Student hardship grants, also known as need-based grants, are available from the government, private sources and schools themselves.

Experiencing financial hardship doesn't necessarily mean college is out of your reach. The federal government, state governments, private foundations, nonprofits and individual schools all award grants and scholarships for students who have financial need.

Federal Grants

The U.S. government provides some educational grants directed at students with financial need. The most well-known is probably the Pell Grant, which awards students up to $5,775 for the 2015/2016 school year. Another option is the Federal Supplemental Educational Opportunity Grant, available for undergraduate students who have exceptional financial need. This grant pays between $100 and $4,000 per school year.

Students can apply for all federal student aid by completing the FAFSA each year. Whether or not you'll qualify for a grant depends on the cost of attending your school and your expected financial contribution. Students can use the FAFSA4caster to estimate their eligibility for specific federal grants ahead of time.

State Grants

Your state may also provide educational grants for students with financial hardships. For example, Texas awards need-based grants for students who attend a community college or public university in Texas. Minnesota awards a grant that averages $1,800 per year, and more than half of the grants go to students with incomes less than $20,000. Contact your state's department of education for more information on statewide grants.

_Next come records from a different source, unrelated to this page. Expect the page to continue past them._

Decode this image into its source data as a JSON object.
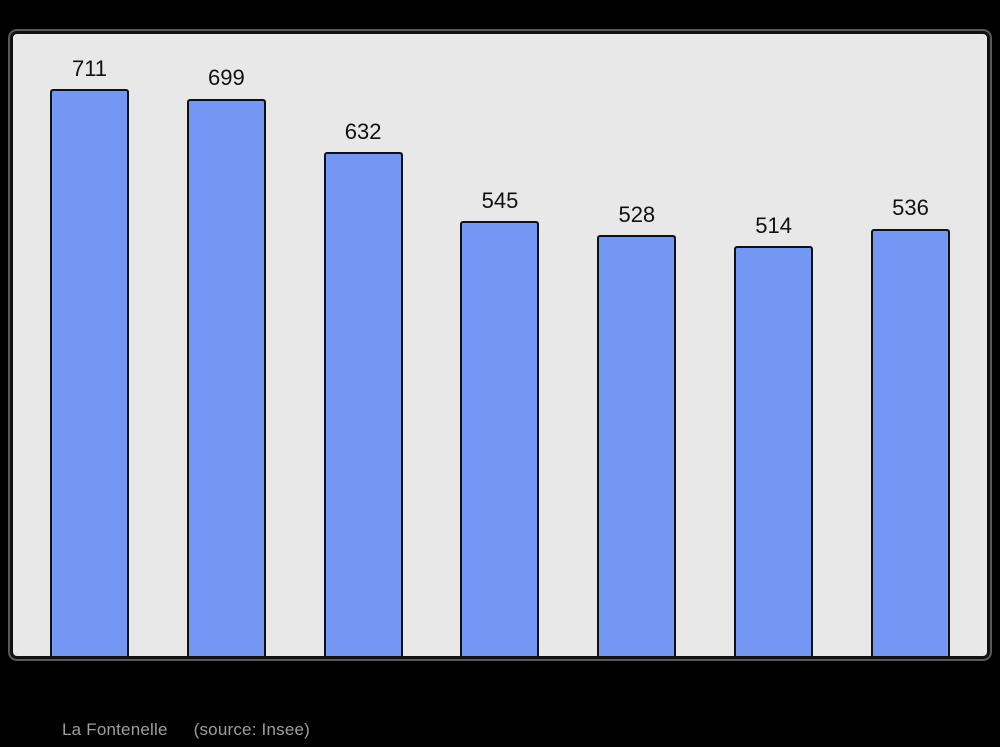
{
  "page": {
    "background": "#000000"
  },
  "caption": {
    "title": "La Fontenelle",
    "source": "(source: Insee)",
    "color": "#9e9e9e"
  },
  "chart_data": {
    "type": "bar",
    "values": [
      711,
      699,
      632,
      545,
      528,
      514,
      536
    ],
    "value_labels_shown": true,
    "title": "",
    "xlabel": "",
    "ylabel": "",
    "ylim": [
      0,
      780
    ],
    "grid": false,
    "legend": false,
    "plot_bg": "#e8e8e8",
    "plot_border_color": "#111111",
    "bar_color": "#7397f2",
    "bar_border_color": "#111111",
    "label_color": "#111111"
  }
}
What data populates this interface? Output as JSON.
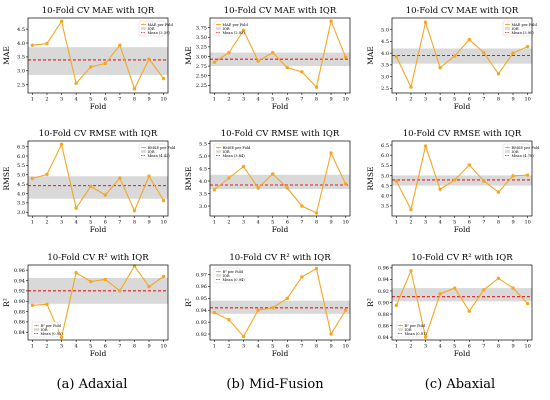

Private and Nonprofit Grants

Many private foundations and nonprofit organizations offer scholarships to low-income students who are interested in a certain area of study or who may be underrepresented in a certain field.

Like grants, scholarships don't typically need to be paid back. Unlike grants, however, scholarships are often awarded based on academic merit or accomplishments. Scholarships may require that you hold a minimum GPA and a submit an essay when you apply.

Change a Life Foundation reports that potential scholarships include:

  • The Bill and Melinda Gates Foundation awards scholarships to minority students with financial hardships. 
  • The Google Scholarship Program gives scholarships to underrepresented, low-income students who are interested in business or technology.
  • The Stephen Phillips Memorial Scholarship, provides scholarships to undergraduates with financial need who have strong academics and display strong moral character.

Use the U.S. Department of Labor's free scholarship search tool to find need-based scholarships that you may qualify for.

Tip

  • Watch out for scholarship search scams. You shouldn't need to pay to find a scholarship, and be wary of giving sensitive information, such as your Social Security number, to scholarship search companies.

School-Specific Grants

The school you plan on attending may have grants available for students with financial hardships. For example, Open Educational Database reports that Colorado State University, Indiana State University and University of North Carolina all award grants to low-income students enrolled in a program.

To find out what need-based grants are available at your school, visit your college financial aid website or ask your department head if there are scholarships for need-based students with your major.